After “The Lawrence Welk Show,” though, much of Michael’s television and film work shifted off-camera, to the studio. He sang background vocals on cartoons, including “The Yogi Bear Show,” “The Flintstones” and “Pound Puppies” and in such Disney movies as “The Little Mermaid.”

By this time, the Redmans were ready to leave Los Angeles. They had a cabin on the Washington side of the Columbia River Gorge, and both had family in the area. So in 1989 they relocated to Vancouver. But leaving Hollywood didn’t mean leaving show business.

Soon after they moved, daughters Jennifer and Melissa were invited to sing for the movie “Home Alone,” so the family headed back to Los Angeles for that job. All four Redmans — Michael, Cinda, Jennifer and Melissa — traveled back to Los Angeles shortly after the “Home Alone” gig to work as studio singers for the 1991 Disney film “Perfect Harmony.”

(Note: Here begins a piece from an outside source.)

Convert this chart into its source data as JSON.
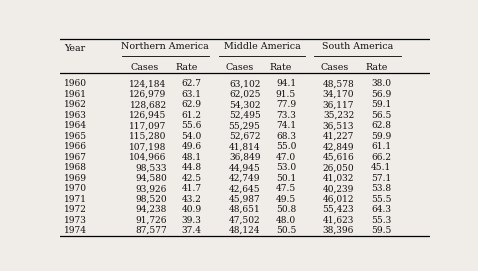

Back in the Northwest, Cinda and Michael began stepping in front of the camera for Oregon Public Broadcasting. The couple hosted televised pledge drives for OPB for more than a decade. Michael continues to work as a fundraising consultant through his Vancouver-based company, Michael Redman Productions, which develops, produces and distributes television and film programming. He also is working to build his talent management business. Singer and actor Pat Boone is a client.

Around the time he began working with OPB, Michael also connected with a Crew-Cuts tribute group, and toured with them throughout North America for 10 years. The Crew-Cuts were a Canadian vocal quartet from the 1950s best known for their cover of “Sh-Boom.”

Two years ago, Michael joined his current group, The Four Preps, which started in the 1950s and was made famous by such hits as “26 Miles” and “Big Man.” The current incarnation of the group includes its original lead singer, Bruce Belland.

Michael continues to travel nationally with The Four Preps. He travels to Los Angeles once or twice a month for studio work that recently has included singing background vocals on 2008’s “Get Smart” and “Horton Hears a Who!”

Though their résumés and family photo albums are filled with famous names and faces, Michael and Cinda don’t take their success in show business, a notoriously fickle industry, for granted.

“I really look at my life as having been very fortunate and blessed,” Michael said. “I had parents and teachers who encouraged me to take advantage of the talents God gave me and go as far as I could.”